Despite the still-healthy pace of hiring, the jobless rate rose a tenth point to 5.0 percent as a growing number of people entered the jobs market.

The data, a vital snapshot of the strength of world’s biggest economy that investors use to interpret the path of Federal Reserve interest rates, did not give the US dollar a lasting boost and Wall Street opened on the downside, AFP added.

Meanwhile in Europe, Frankfurt and Paris stock markets were down around 2.5 percent in afternoon trading.

Stocks soared Wednesday after Federal Reserve chief Janet Yellen indicated that the US central bank was unlikely to raise interest rates in the first half of this year, citing ongoing concerns about the slow global economic growth.

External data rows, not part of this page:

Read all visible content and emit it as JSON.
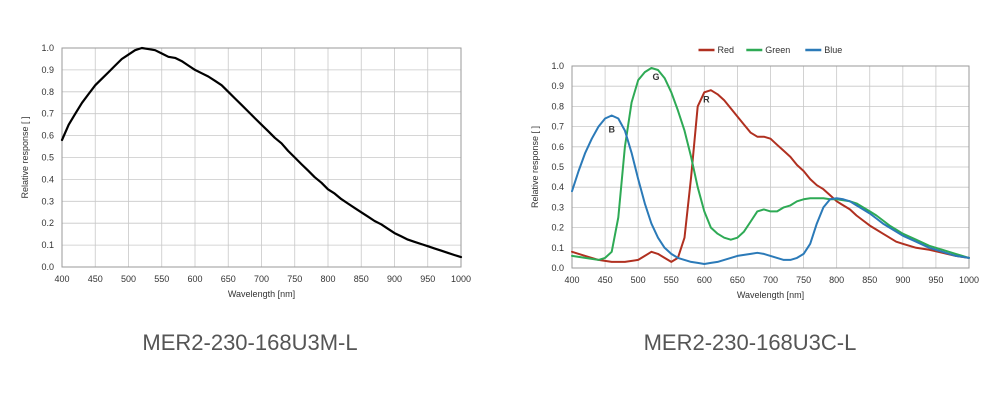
{
  "chart_data": [
    {
      "type": "line",
      "title": "",
      "xlabel": "Wavelength [nm]",
      "ylabel": "Relative response [ ]",
      "xlim": [
        400,
        1000
      ],
      "ylim": [
        0,
        1.0
      ],
      "x_ticks": [
        "400",
        "450",
        "500",
        "550",
        "600",
        "650",
        "700",
        "750",
        "800",
        "850",
        "900",
        "950",
        "1000"
      ],
      "y_ticks": [
        "0.0",
        "0.1",
        "0.2",
        "0.3",
        "0.4",
        "0.5",
        "0.6",
        "0.7",
        "0.8",
        "0.9",
        "1.0"
      ],
      "grid": true,
      "series": [
        {
          "color": "#000000",
          "x": [
            400,
            410,
            420,
            430,
            440,
            450,
            460,
            470,
            480,
            490,
            500,
            510,
            520,
            530,
            540,
            550,
            560,
            570,
            580,
            590,
            600,
            610,
            620,
            630,
            640,
            650,
            660,
            670,
            680,
            690,
            700,
            710,
            720,
            730,
            740,
            750,
            760,
            770,
            780,
            790,
            800,
            810,
            820,
            830,
            840,
            850,
            860,
            870,
            880,
            890,
            900,
            910,
            920,
            930,
            940,
            950,
            960,
            970,
            980,
            990,
            1000
          ],
          "y": [
            0.58,
            0.65,
            0.7,
            0.75,
            0.79,
            0.83,
            0.86,
            0.89,
            0.92,
            0.95,
            0.97,
            0.99,
            1.0,
            0.995,
            0.99,
            0.975,
            0.96,
            0.955,
            0.94,
            0.92,
            0.9,
            0.885,
            0.87,
            0.85,
            0.83,
            0.8,
            0.77,
            0.74,
            0.71,
            0.68,
            0.65,
            0.62,
            0.59,
            0.565,
            0.53,
            0.5,
            0.47,
            0.44,
            0.41,
            0.385,
            0.355,
            0.335,
            0.31,
            0.29,
            0.27,
            0.25,
            0.23,
            0.21,
            0.195,
            0.175,
            0.155,
            0.14,
            0.125,
            0.115,
            0.105,
            0.095,
            0.085,
            0.075,
            0.065,
            0.055,
            0.045
          ]
        }
      ]
    },
    {
      "type": "line",
      "title": "",
      "xlabel": "Wavelength [nm]",
      "ylabel": "Relative response [ ]",
      "xlim": [
        400,
        1000
      ],
      "ylim": [
        0,
        1.0
      ],
      "x_ticks": [
        "400",
        "450",
        "500",
        "550",
        "600",
        "650",
        "700",
        "750",
        "800",
        "850",
        "900",
        "950",
        "1000"
      ],
      "y_ticks": [
        "0.0",
        "0.1",
        "0.2",
        "0.3",
        "0.4",
        "0.5",
        "0.6",
        "0.7",
        "0.8",
        "0.9",
        "1.0"
      ],
      "grid": true,
      "legend": "top-center",
      "annotations": [
        {
          "text": "B",
          "x": 460,
          "y": 0.67
        },
        {
          "text": "G",
          "x": 527,
          "y": 0.93
        },
        {
          "text": "R",
          "x": 603,
          "y": 0.82
        }
      ],
      "series": [
        {
          "name": "Red",
          "color": "#b03020",
          "x": [
            400,
            420,
            440,
            460,
            480,
            500,
            510,
            520,
            530,
            540,
            550,
            560,
            570,
            580,
            590,
            600,
            610,
            620,
            630,
            640,
            650,
            660,
            670,
            680,
            690,
            700,
            710,
            720,
            730,
            740,
            750,
            760,
            770,
            780,
            790,
            800,
            810,
            820,
            830,
            840,
            850,
            860,
            870,
            880,
            890,
            900,
            920,
            940,
            960,
            980,
            1000
          ],
          "y": [
            0.08,
            0.06,
            0.04,
            0.03,
            0.03,
            0.04,
            0.06,
            0.08,
            0.07,
            0.05,
            0.03,
            0.05,
            0.15,
            0.45,
            0.8,
            0.87,
            0.88,
            0.86,
            0.83,
            0.79,
            0.75,
            0.71,
            0.67,
            0.65,
            0.65,
            0.64,
            0.61,
            0.58,
            0.55,
            0.51,
            0.48,
            0.44,
            0.41,
            0.39,
            0.36,
            0.33,
            0.31,
            0.29,
            0.26,
            0.235,
            0.21,
            0.19,
            0.17,
            0.15,
            0.13,
            0.12,
            0.1,
            0.09,
            0.075,
            0.06,
            0.05
          ]
        },
        {
          "name": "Green",
          "color": "#2eaa55",
          "x": [
            400,
            420,
            440,
            450,
            460,
            470,
            480,
            490,
            500,
            510,
            520,
            530,
            540,
            550,
            560,
            570,
            580,
            590,
            600,
            610,
            620,
            630,
            640,
            650,
            660,
            670,
            680,
            690,
            700,
            710,
            720,
            730,
            740,
            750,
            760,
            770,
            780,
            790,
            800,
            810,
            820,
            830,
            840,
            850,
            860,
            870,
            880,
            890,
            900,
            920,
            940,
            960,
            980,
            1000
          ],
          "y": [
            0.06,
            0.05,
            0.04,
            0.05,
            0.08,
            0.25,
            0.6,
            0.82,
            0.93,
            0.97,
            0.99,
            0.98,
            0.94,
            0.87,
            0.78,
            0.68,
            0.55,
            0.4,
            0.28,
            0.2,
            0.17,
            0.15,
            0.14,
            0.15,
            0.18,
            0.23,
            0.28,
            0.29,
            0.28,
            0.28,
            0.3,
            0.31,
            0.33,
            0.34,
            0.345,
            0.345,
            0.345,
            0.34,
            0.34,
            0.335,
            0.33,
            0.32,
            0.3,
            0.28,
            0.26,
            0.235,
            0.21,
            0.19,
            0.17,
            0.14,
            0.11,
            0.09,
            0.07,
            0.05
          ]
        },
        {
          "name": "Blue",
          "color": "#2b7ab8",
          "x": [
            400,
            410,
            420,
            430,
            440,
            450,
            460,
            470,
            480,
            490,
            500,
            510,
            520,
            530,
            540,
            550,
            560,
            570,
            580,
            590,
            600,
            610,
            620,
            630,
            640,
            650,
            660,
            670,
            680,
            690,
            700,
            710,
            720,
            730,
            740,
            750,
            760,
            770,
            780,
            790,
            800,
            810,
            820,
            830,
            840,
            850,
            860,
            870,
            880,
            890,
            900,
            920,
            940,
            960,
            980,
            1000
          ],
          "y": [
            0.38,
            0.48,
            0.57,
            0.64,
            0.7,
            0.74,
            0.755,
            0.74,
            0.68,
            0.57,
            0.44,
            0.32,
            0.22,
            0.15,
            0.1,
            0.07,
            0.05,
            0.04,
            0.03,
            0.025,
            0.02,
            0.025,
            0.03,
            0.04,
            0.05,
            0.06,
            0.065,
            0.07,
            0.075,
            0.07,
            0.06,
            0.05,
            0.04,
            0.04,
            0.05,
            0.07,
            0.12,
            0.22,
            0.3,
            0.34,
            0.345,
            0.34,
            0.33,
            0.31,
            0.29,
            0.27,
            0.245,
            0.22,
            0.2,
            0.18,
            0.16,
            0.13,
            0.1,
            0.08,
            0.06,
            0.05
          ]
        }
      ]
    }
  ],
  "captions": {
    "left": "MER2-230-168U3M-L",
    "right": "MER2-230-168U3C-L"
  }
}
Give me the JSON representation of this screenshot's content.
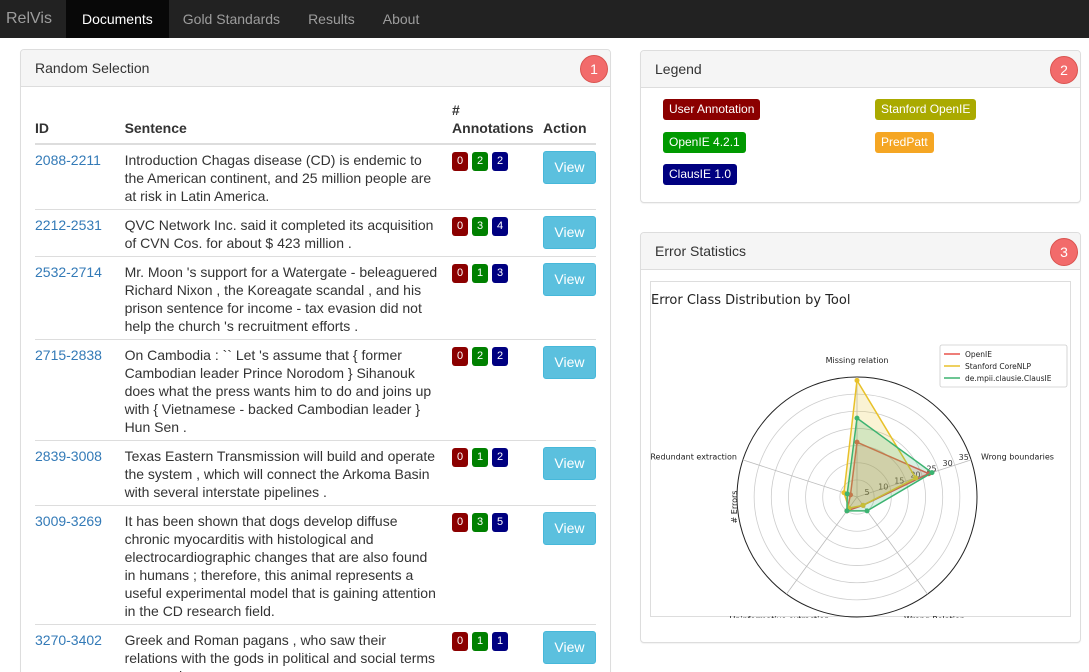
{
  "nav": {
    "brand": "RelVis",
    "items": [
      "Documents",
      "Gold Standards",
      "Results",
      "About"
    ]
  },
  "random_panel": {
    "title": "Random Selection",
    "marker": "1",
    "headers": {
      "id": "ID",
      "sentence": "Sentence",
      "annotations_line1": "#",
      "annotations_line2": "Annotations",
      "action": "Action"
    },
    "view_label": "View",
    "rows": [
      {
        "id": "2088-2211",
        "sentence": "Introduction Chagas disease (CD) is endemic to the American continent, and 25 million people are at risk in Latin America.",
        "counts": [
          "0",
          "2",
          "2"
        ]
      },
      {
        "id": "2212-2531",
        "sentence": "QVC Network Inc. said it completed its acquisition of CVN Cos. for about $ 423 million .",
        "counts": [
          "0",
          "3",
          "4"
        ]
      },
      {
        "id": "2532-2714",
        "sentence": "Mr. Moon 's support for a Watergate - beleaguered Richard Nixon , the Koreagate scandal , and his prison sentence for income - tax evasion did not help the church 's recruitment efforts .",
        "counts": [
          "0",
          "1",
          "3"
        ]
      },
      {
        "id": "2715-2838",
        "sentence": "On Cambodia : `` Let 's assume that { former Cambodian leader Prince Norodom } Sihanouk does what the press wants him to do and joins up with { Vietnamese - backed Cambodian leader } Hun Sen .",
        "counts": [
          "0",
          "2",
          "2"
        ]
      },
      {
        "id": "2839-3008",
        "sentence": "Texas Eastern Transmission will build and operate the system , which will connect the Arkoma Basin with several interstate pipelines .",
        "counts": [
          "0",
          "1",
          "2"
        ]
      },
      {
        "id": "3009-3269",
        "sentence": "It has been shown that dogs develop diffuse chronic myocarditis with histological and electrocardiographic changes that are also found in humans ; therefore, this animal represents a useful experimental model that is gaining attention in the CD research field.",
        "counts": [
          "0",
          "3",
          "5"
        ]
      },
      {
        "id": "3270-3402",
        "sentence": "Greek and Roman pagans , who saw their relations with the gods in political and social terms , scorned",
        "counts": [
          "0",
          "1",
          "1"
        ]
      }
    ]
  },
  "legend_panel": {
    "title": "Legend",
    "marker": "2",
    "labels": [
      {
        "text": "User Annotation",
        "color": "#8b0000"
      },
      {
        "text": "Stanford OpenIE",
        "color": "#aaaa00"
      },
      {
        "text": "OpenIE 4.2.1",
        "color": "#009900"
      },
      {
        "text": "PredPatt",
        "color": "#f5a623"
      },
      {
        "text": "ClausIE 1.0",
        "color": "#000080"
      }
    ]
  },
  "stats_panel": {
    "title": "Error Statistics",
    "marker": "3"
  },
  "chart_data": {
    "type": "radar",
    "title": "Error Class Distribution by Tool",
    "ylabel": "# Errors",
    "categories": [
      "Missing relation",
      "Wrong boundaries",
      "Wrong Relation",
      "Uninformative extraction",
      "Redundant extraction"
    ],
    "rmax": 35,
    "radial_ticks": [
      5,
      10,
      15,
      20,
      25,
      30,
      35
    ],
    "legend_position": "top-right",
    "series": [
      {
        "name": "OpenIE",
        "color": "#e8534a",
        "values": [
          16,
          22,
          3,
          5,
          2
        ]
      },
      {
        "name": "Stanford CoreNLP",
        "color": "#e8c12a",
        "values": [
          34,
          18,
          3,
          4,
          4
        ]
      },
      {
        "name": "de.mpii.clausie.ClausIE",
        "color": "#3cb371",
        "values": [
          23,
          23,
          5,
          5,
          3
        ]
      }
    ]
  }
}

The Bank of Japan’s quarterly Tankan report of 10,000 firms showed sentiment plunged in January-March to plus six from 12. The survey marks the difference between the percentage of firms that are upbeat and those that see conditions as unfavorable. Forecasts had been for a reading of plus eight.

The figures are the worst since Prime Minister Shinzo Abe put his growth drive fully into action in 2013 and will ramp up pressure on him as the economy struggles to gain traction.

Analysts also said the figures will likely push the central bank to unveil another round of monetary easing measures, on top of the huge bond-buying scheme already under way and after an unprecedented move to negative interest rates.

Tokyo’s Nikkei index dived 3.6 percent, with a stronger yen also hitting exporters.

There were sharp losses across Asia, with Hong Kong down 1.3 percent and Sydney 1.6 percent lower at the close. Seoul, Singapore and Wellington were also heavily sold off.

However, Shanghai ended the day with a 0.2-percent gain thanks to end-of-day buying ahead of a long holiday weekend.

A surprise jump in a gauge of Chinese manufacturing helped Shanghai post a slender gain although investors were jolted by news that Standard & Poor’s had lowered its credit rating outlook on China to negative, reported AFP.